Asked by Mildred, Maine
I have severe gastroparesis with a gastric pacemaker and have had no relief. I am now on a full liquid diet and still have many problems. Is there anything else I can do?
Dr. Otis Brawley
Chief Medical Officer,
American Cancer Society
Gastroparesis is also called gastric stasis or delayed gastric emptying. Food doesn't move through the stomach and small bowel as it should.
People who have this can experience nausea, vomiting, bloating, early and easy satiety, and weight loss.
Some people with gastroparesis actually experience reflux, which is a condition in which food from the stomach travels back up the esophagus and even into the mouth and throat.
Some patients have occasional episodes of it; others have it chronically.
Gastroparesis in either form is most commonly caused by long-term diabetes mellitus. The more chronic form is occasionally seen in multiple sclerosis and is rarely due to some uncommon muscle diseases such as hollow visceral myopathy or progressive systemic sclerosis.
It is usually diagnosed with a nuclear medicine gastric emptying study. In this study, the patient eats a substance that can be imaged as is travels through the bowel.
Gastroparesis must be distinguished from a subacute obstruction of the bowel. Obstruction can cause delayed gastric emptying and the same symptoms of gastroparesis. Obstruction often requires surgical therapy.
The management of gastroparesis requires a gastroenterologist working with a dietitian or nutrition expert. Initial treatment is with dietary modifications.
There can be benefit to frequent small meals and limiting intake of dietary fat and nondigestible fiber, such as fresh fruits and vegetables. Liquids tend to pass through the stomach and small bowel better than solids. Some may have to consume homogenized or liquid meals supplemented with vitamins.
Attention must be paid to adequate hydration, adequate caloric intake and maintenance of body minerals such as potassium and sodium. Long-term mineral and vitamin deficiencies (especially deficiencies of vitamin B12 and Iron) can be a problem. One must also be attentive to blood-sugar levels in those with diabetes.
In an acute episode of gastroparesis, the antibiotic erythromycin can be given by slow intravenous infusion to "kick-start" the stomach. It stimulates contraction of the stomach and stomach emptying.
Other drugs that are often used on a more chronic basis are metoclopramide, domperidone and Cisapride. These drugs all have serious side effects and should be used only when absolutely necessary. Long-term metaclopramide can cause anxiety, depression and neurologic symptoms. Domperidone and Cisapride are commonly used in some countries, but their use is severely restricted in the U.S., as they have significant interactions with a number of commonly used drugs.
Occasionally, severe gastroparesis is treated with liquid feeding through a tube that is surgically placed through the abdominal wall and into the small bowel. This is called a jejunostomy tube. Even more severe gastroparesis is treated with parenteral nutrition, which is a complicated intravenous feeding regimen.

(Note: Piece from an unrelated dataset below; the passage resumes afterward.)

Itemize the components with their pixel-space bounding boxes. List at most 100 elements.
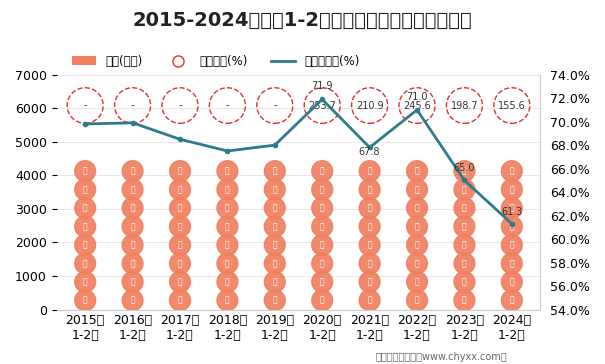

Gastric electrical stimulation with an implantable device is a treatment for which there is very limited clinical trial evidence of efficacy. It is designated as a humanitarian use device that is to be tried only in patients with very severe gastroparesis.
For more detailed information, I would refer you to the the American Gastroenterological Association technical review for gastroparesis.